Creative Reuse: Textile Waste and Contemporary Design

Oh, to be able to fly to New York for the weekend for this TSA event! Wonder when they’ll start putting these things out as live-stream webinars?

For the meantime, I’ll have to satisfy myself with digging up the links to the designers and exhibits they mention:

Green Eileen  The eco-advocate arm of vertically-integrated retailer Eileen Fischer accepts donations of its own gently-used clothing, which it then resells or uses in up cycling workshops, or for creating up cycled yarns and who knows what else (which is why I’d pay to go on the TSA field trip and their recycling centre myself!).

This is a pretty daring business model and I’m deeply impressed they’re pulling it off. I worked for a vertically-integrated retailer that was attempting to do something like this about seven years ago, but didn’t quite pull it off before they had to close for other reasons.

Scraps: Fashion, Textiles & Creative Reuse  This exhibit at the Cooper Hewitt Smithsonian Design Museum takes a look at three designers with completely different business models who are using pre- and post-consumer recycled textiles (pre- means that the textiles are from manufacturing offcuts and waste; post- means that they’ve already had one lifetime as someone’s shirt, tea towel, etc). I like that the curators included  the preservation of local craft traditions” as a key factor in reducing the footprint of the textile and fashion industries.

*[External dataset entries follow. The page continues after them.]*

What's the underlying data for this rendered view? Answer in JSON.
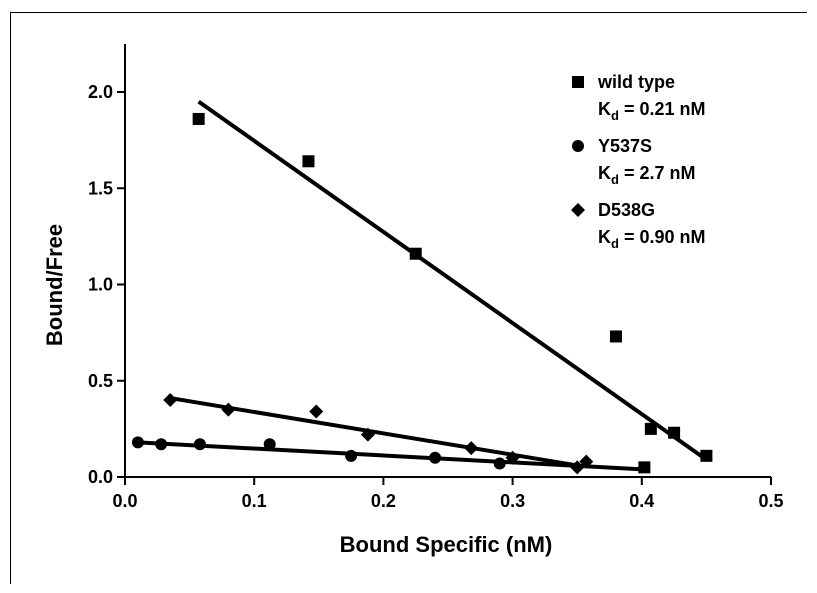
{
  "chart_data": {
    "type": "scatter",
    "xlabel": "Bound Specific (nM)",
    "ylabel": "Bound/Free",
    "xlim": [
      0,
      0.5
    ],
    "ylim": [
      0,
      2.0
    ],
    "xticks": [
      "0.0",
      "0.1",
      "0.2",
      "0.3",
      "0.4",
      "0.5"
    ],
    "yticks": [
      "0.0",
      "0.5",
      "1.0",
      "1.5",
      "2.0"
    ],
    "legend_position": "top-right",
    "series": [
      {
        "name": "wild type",
        "kd_label": "K",
        "kd_sub": "d",
        "kd_value": " = 0.21 nM",
        "marker": "square",
        "points": [
          [
            0.057,
            1.86
          ],
          [
            0.142,
            1.64
          ],
          [
            0.225,
            1.16
          ],
          [
            0.38,
            0.73
          ],
          [
            0.402,
            0.05
          ],
          [
            0.407,
            0.25
          ],
          [
            0.425,
            0.23
          ],
          [
            0.45,
            0.11
          ]
        ],
        "fit": [
          [
            0.057,
            1.95
          ],
          [
            0.45,
            0.09
          ]
        ]
      },
      {
        "name": "Y537S",
        "kd_label": "K",
        "kd_sub": "d",
        "kd_value": " = 2.7 nM",
        "marker": "circle",
        "points": [
          [
            0.01,
            0.18
          ],
          [
            0.028,
            0.17
          ],
          [
            0.058,
            0.17
          ],
          [
            0.112,
            0.17
          ],
          [
            0.175,
            0.11
          ],
          [
            0.24,
            0.1
          ],
          [
            0.29,
            0.07
          ]
        ],
        "fit": [
          [
            0.01,
            0.18
          ],
          [
            0.4,
            0.04
          ]
        ]
      },
      {
        "name": "D538G",
        "kd_label": "K",
        "kd_sub": "d",
        "kd_value": " = 0.90 nM",
        "marker": "diamond",
        "points": [
          [
            0.035,
            0.4
          ],
          [
            0.08,
            0.35
          ],
          [
            0.148,
            0.34
          ],
          [
            0.188,
            0.22
          ],
          [
            0.268,
            0.15
          ],
          [
            0.3,
            0.1
          ],
          [
            0.35,
            0.05
          ],
          [
            0.357,
            0.08
          ]
        ],
        "fit": [
          [
            0.035,
            0.41
          ],
          [
            0.35,
            0.06
          ]
        ]
      }
    ]
  }
}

Working with second-hand and scrap materials has a lot in common with working with natural materials: when I harvest a bunch of ivy or sticks, or my family’s old clothes too worn out to be donated, I don’t get to sit down and start making; there’s an entire, overlooked process of sorting and preparing by hand that needs to take place before the making can begin. This is the difference between buying a bag salad at the grocery store versus harvesting greens from your own garden, which, event after months of anticipation and care, still arrive in your kitchen kind of gritty and unsorted. It’s pretty amazing to see these designers who are finding niches where the gritty sorting and re-making can be economically viable. We must also keep in mind, though, that until we pay something more like the true environmental costs for the cheap clothes we wear, these examples of contemporary design involving recycling and up cycling will remain niches only.

In Vancouver, we can find a few local designers who are up cycling and recycling — check out Adhesif Clothing on Main, and Jola V Designs and Erin Templeton for leather goods. There are always new eco-labels cropping up… and sadly, also fading away.

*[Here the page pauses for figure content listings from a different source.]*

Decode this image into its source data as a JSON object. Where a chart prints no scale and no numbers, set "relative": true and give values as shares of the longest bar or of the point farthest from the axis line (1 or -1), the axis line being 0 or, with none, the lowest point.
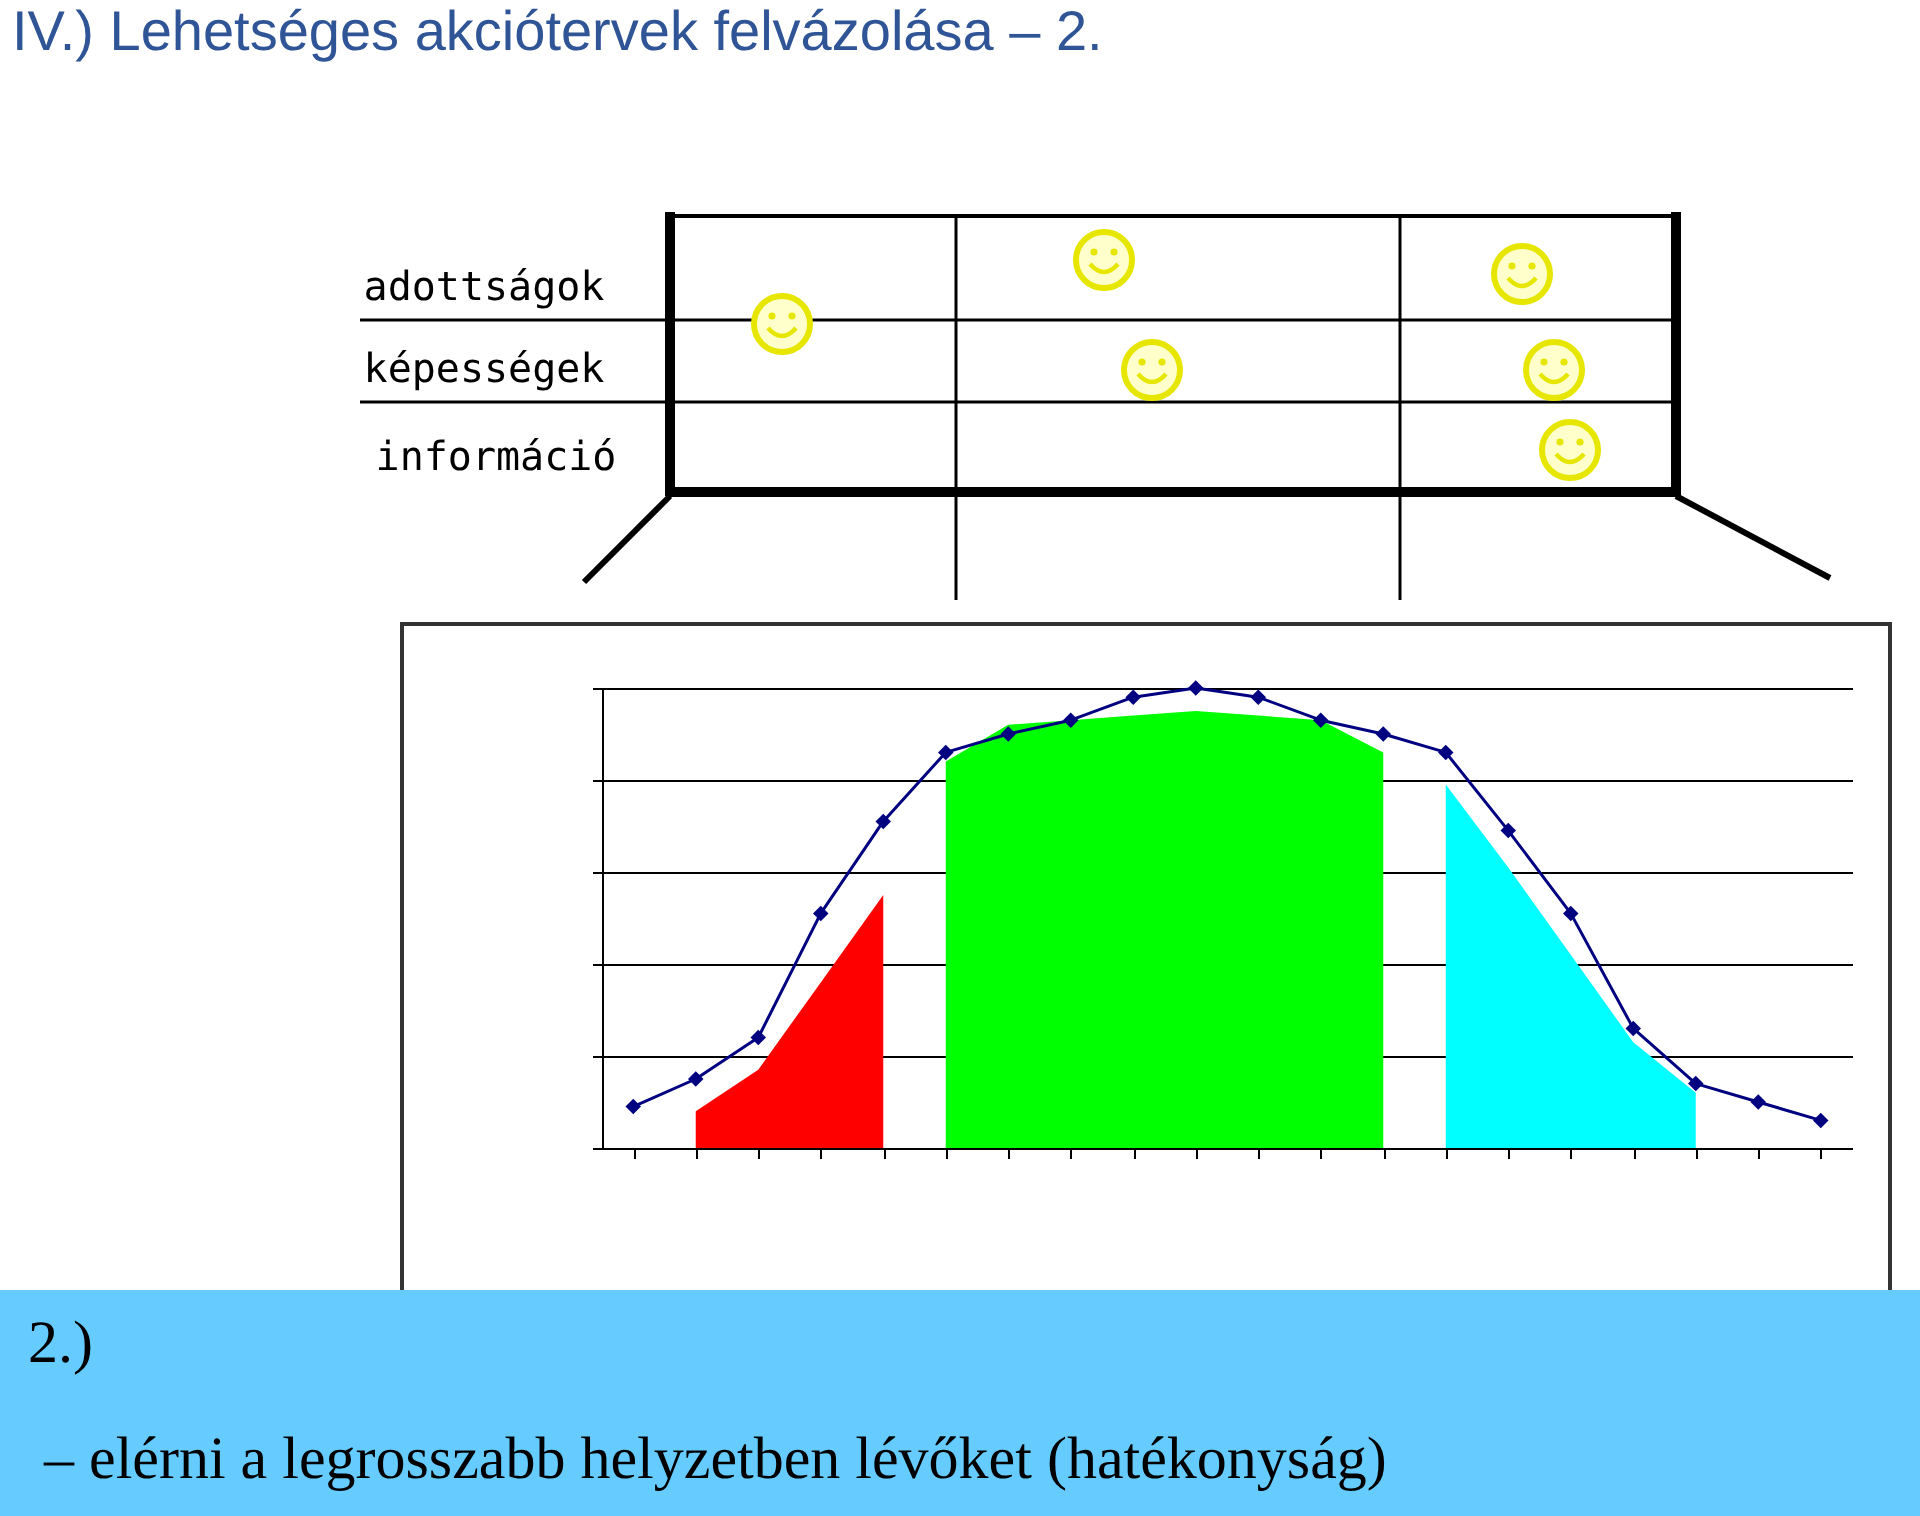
{
  "chart_data": {
    "type": "line",
    "title": "IV.) Lehetséges akciótervek felvázolása – 2.",
    "annotations": [
      "adottságok",
      "képességek",
      "információ",
      "2.)",
      "– elérni a legrosszabb helyzetben lévőket (hatékonyság)"
    ],
    "categories": [
      null,
      null,
      null,
      null,
      null,
      null,
      null,
      null,
      null,
      null,
      null,
      null,
      null,
      null,
      null,
      null,
      null,
      null,
      null,
      null
    ],
    "relative": true,
    "grid": "y",
    "series": [
      {
        "type": "area",
        "color": "#ff0000",
        "values": [
          null,
          0.08,
          0.17,
          0.36,
          0.55,
          null,
          null,
          null,
          null,
          null,
          null,
          null,
          null,
          null,
          null,
          null,
          null,
          null,
          null,
          null
        ]
      },
      {
        "type": "area",
        "color": "#00ff00",
        "values": [
          null,
          null,
          null,
          null,
          null,
          0.84,
          0.92,
          0.93,
          0.94,
          0.95,
          0.94,
          0.93,
          0.86,
          null,
          null,
          null,
          null,
          null,
          null,
          null
        ]
      },
      {
        "type": "area",
        "color": "#00ffff",
        "values": [
          null,
          null,
          null,
          null,
          null,
          null,
          null,
          null,
          null,
          null,
          null,
          null,
          null,
          0.79,
          0.61,
          0.42,
          0.23,
          0.12,
          null,
          null
        ]
      },
      {
        "color": "#000080",
        "marker": "diamond",
        "line_style": "solid",
        "values": [
          0.09,
          0.15,
          0.24,
          0.51,
          0.71,
          0.86,
          0.9,
          0.93,
          0.98,
          1,
          0.98,
          0.93,
          0.9,
          0.86,
          0.69,
          0.51,
          0.26,
          0.14,
          0.1,
          0.06
        ]
      }
    ]
  }
}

UPDATE: Craft Council of BC is hosting an exhibition of the work of Dawn Michelle Russell called ‘Thirteen to Zero’, exploring zero-waste clothing designs from handwoven/dyed fabrics
Exhibition opens March 23, and runs until May 4 at the Craft House Gallery on Granville Island

Anyway, I love this quote I saw on a poster at Value Village, the global thrift-shop empire: “The most sustainable clothing is the stuff that’s already made.” I also love this little art installation/ video they made to show textile waste in North America:

Buy quality, by classic, accessorize with art, and mend!